Exploring AMD’s Ambitious ROCm Initiative


AMD calls HIP “… a C++ runtime API and kernel language that allows developers to create portable applications that can run on AMD’s and other GPUs.” Although the HIP dialect of C++ is not the same as either CUDA or AMD’s native HC, the HIP format was carefully created to allow easy conversion to either format with little or no intervention. As shown in Figure 2, code written once for HIP can pass to either the NVIDIA or the AMD development stack, and the resulting program delivers performance similar to what you would get from coding directly for the native APIs. HIP delivers architecture-specific optimizations through conditional compilation for either platform.


Figure 2: ROCm’s HIP format lets the vendor write the code once and compile it for different hardware environments.


HIP lets the programmer code once and compile for either the NVIDIA or AMD GPU environment. And, because HIP (and the rest of the ROCm stack) is all open source, another vendor could theoretically add their own stack to the environment shown in Figure 2.

The HIP format is ideal for new code that you only have to write once, but what about all that existing CUDA code? That’s the other ingenious thing about HIP. The inherent compatibility that makes it possible to easily transition HIP to CUDA (as shown in Figure 2) also makes it easy to transform CUDA code to HIP. AMD provides a tool that automatically converts CUDA code into HIP format (Figure 3). This “hipify” script will convert up to 99% of the code to HIP format automatically.


Figure 3: The hipify script converts proprietary CUDA code to the vendor-neutral HIP format. The HIP code can then compile for either the NVIDIA or GPU environment.


As a proof of concept, the ROCm team ported the whole Caffe machine-learning framework (with around 55,000 lines of code) from CUDA to HIP: 99.6% of the code went unmodified or was automatically converted, and the remaining 0.4% took less than a week of developer time to tie up loose ends. And, now that HIP is officially recognized as a target for the Clang compiler, users can generate HIP code conveniently using tools of the standard C++ programming environment.

Support for Other Languages

The versatile LLVM infrastructure means that HCC can work with a wide range of programmer preference and expertise within the C/​C++ language family, from standard C, to standard C++, to STL parallel extensions, to the turbo-charged GPU-based features embodied in C++ AMP and HC. HIP and the hipify conversion tool bring CUDA into the mix. Beyond C and C++, the ROCm platform also supports Python Anaconda. Anaconda is a specialized version of Python tailored for scientific computing and large-scale data processing. ROCm also provides native support for the OpenCL framework.
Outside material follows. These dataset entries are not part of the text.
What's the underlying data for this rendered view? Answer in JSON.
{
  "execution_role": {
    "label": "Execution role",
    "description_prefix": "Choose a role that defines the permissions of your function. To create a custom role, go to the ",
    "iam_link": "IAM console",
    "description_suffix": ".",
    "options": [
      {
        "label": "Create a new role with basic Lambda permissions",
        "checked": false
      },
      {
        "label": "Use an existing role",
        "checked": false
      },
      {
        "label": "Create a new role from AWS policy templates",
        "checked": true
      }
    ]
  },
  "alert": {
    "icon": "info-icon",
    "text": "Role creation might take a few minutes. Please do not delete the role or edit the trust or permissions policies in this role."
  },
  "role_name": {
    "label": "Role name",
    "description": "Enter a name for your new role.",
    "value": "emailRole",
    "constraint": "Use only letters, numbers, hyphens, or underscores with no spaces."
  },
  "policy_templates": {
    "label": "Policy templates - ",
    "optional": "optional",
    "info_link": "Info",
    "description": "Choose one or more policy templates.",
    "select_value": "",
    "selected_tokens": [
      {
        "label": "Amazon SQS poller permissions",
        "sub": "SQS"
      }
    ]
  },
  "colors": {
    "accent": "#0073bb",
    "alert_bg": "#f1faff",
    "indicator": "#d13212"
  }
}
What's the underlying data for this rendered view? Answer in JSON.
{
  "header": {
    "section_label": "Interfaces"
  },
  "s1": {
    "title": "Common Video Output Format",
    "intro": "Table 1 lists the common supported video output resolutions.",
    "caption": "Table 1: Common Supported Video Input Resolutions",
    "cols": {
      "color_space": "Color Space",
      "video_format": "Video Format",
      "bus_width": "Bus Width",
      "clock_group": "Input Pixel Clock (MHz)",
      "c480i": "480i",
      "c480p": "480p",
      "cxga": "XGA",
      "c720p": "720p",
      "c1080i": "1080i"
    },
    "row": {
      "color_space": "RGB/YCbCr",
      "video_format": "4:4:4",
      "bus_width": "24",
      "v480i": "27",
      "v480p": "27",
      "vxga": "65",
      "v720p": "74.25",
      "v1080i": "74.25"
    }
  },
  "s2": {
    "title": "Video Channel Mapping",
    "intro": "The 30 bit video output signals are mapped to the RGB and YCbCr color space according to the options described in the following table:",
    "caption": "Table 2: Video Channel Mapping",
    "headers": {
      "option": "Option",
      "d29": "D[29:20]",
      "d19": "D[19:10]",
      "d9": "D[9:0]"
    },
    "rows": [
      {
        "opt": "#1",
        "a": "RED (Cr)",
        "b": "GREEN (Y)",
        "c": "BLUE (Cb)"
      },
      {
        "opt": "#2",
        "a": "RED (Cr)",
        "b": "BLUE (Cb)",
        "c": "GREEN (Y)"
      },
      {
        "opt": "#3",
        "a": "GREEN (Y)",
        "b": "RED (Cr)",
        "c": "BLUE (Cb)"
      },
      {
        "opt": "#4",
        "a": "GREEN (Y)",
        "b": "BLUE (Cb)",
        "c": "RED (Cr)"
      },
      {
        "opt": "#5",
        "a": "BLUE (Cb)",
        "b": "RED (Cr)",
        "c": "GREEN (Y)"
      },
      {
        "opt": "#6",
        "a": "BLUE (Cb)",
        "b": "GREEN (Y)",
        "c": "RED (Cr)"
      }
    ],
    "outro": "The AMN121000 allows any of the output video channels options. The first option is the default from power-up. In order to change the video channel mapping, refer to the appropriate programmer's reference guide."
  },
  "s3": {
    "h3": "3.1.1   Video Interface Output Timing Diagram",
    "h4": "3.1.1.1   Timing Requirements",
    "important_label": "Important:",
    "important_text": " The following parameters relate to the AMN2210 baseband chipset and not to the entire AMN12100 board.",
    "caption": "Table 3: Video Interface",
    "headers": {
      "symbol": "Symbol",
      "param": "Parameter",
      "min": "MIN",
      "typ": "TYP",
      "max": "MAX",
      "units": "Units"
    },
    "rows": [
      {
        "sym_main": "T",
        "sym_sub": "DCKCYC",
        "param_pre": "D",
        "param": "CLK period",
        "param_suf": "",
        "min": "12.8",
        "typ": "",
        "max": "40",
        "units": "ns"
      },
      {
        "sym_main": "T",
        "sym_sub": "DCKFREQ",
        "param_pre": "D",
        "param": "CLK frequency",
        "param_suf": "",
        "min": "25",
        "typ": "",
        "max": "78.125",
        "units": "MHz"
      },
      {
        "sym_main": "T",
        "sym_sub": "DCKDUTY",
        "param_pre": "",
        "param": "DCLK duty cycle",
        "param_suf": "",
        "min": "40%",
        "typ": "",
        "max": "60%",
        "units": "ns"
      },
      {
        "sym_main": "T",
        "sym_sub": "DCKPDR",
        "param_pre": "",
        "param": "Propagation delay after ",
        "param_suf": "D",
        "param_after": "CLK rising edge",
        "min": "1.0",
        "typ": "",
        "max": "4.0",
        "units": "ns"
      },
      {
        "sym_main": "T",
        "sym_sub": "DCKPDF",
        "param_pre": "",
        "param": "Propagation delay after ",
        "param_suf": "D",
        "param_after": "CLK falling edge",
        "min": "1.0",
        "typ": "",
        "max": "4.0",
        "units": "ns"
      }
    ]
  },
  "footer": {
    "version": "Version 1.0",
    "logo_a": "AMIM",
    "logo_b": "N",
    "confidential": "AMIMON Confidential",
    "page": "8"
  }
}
OpenCL (Open Compute Language) is an open standard maintained by the non-profit Khronos group that was originally envisioned as a heterogeneous framework for supporting CPU-based and GPU-based computing in parallel programming environments. In other words, OpenCL has some goals that are very similar to ROCm. AMD is a member of the Khronos group and has invested heavily over the years in OpenCL as a framework for GPU-accelerated programming.

When they started to envision the ROCm platform, AMD’s engineers knew they would need something more than OpenCL, which was originally intended for C programming and does not have the broad scope and versatility needed for ROCm. However, instead of replacing OpenCL, the developers integrated it into the ROCm infrastructure. OpenCL is fully supported as part of the ROCm platform. If you are accustomed to programming in OpenCL, you can continue to use it to access the resources available through the ROCm runtime. AMD doesn’t just support OpenCL in ROCm – they are actually working on improving it.

The OpenMP parallel programming API supports offloading to Radeon GPUs through Clang, so developers can access the advanced capabilities of Radeon GPUs from within OpenMP.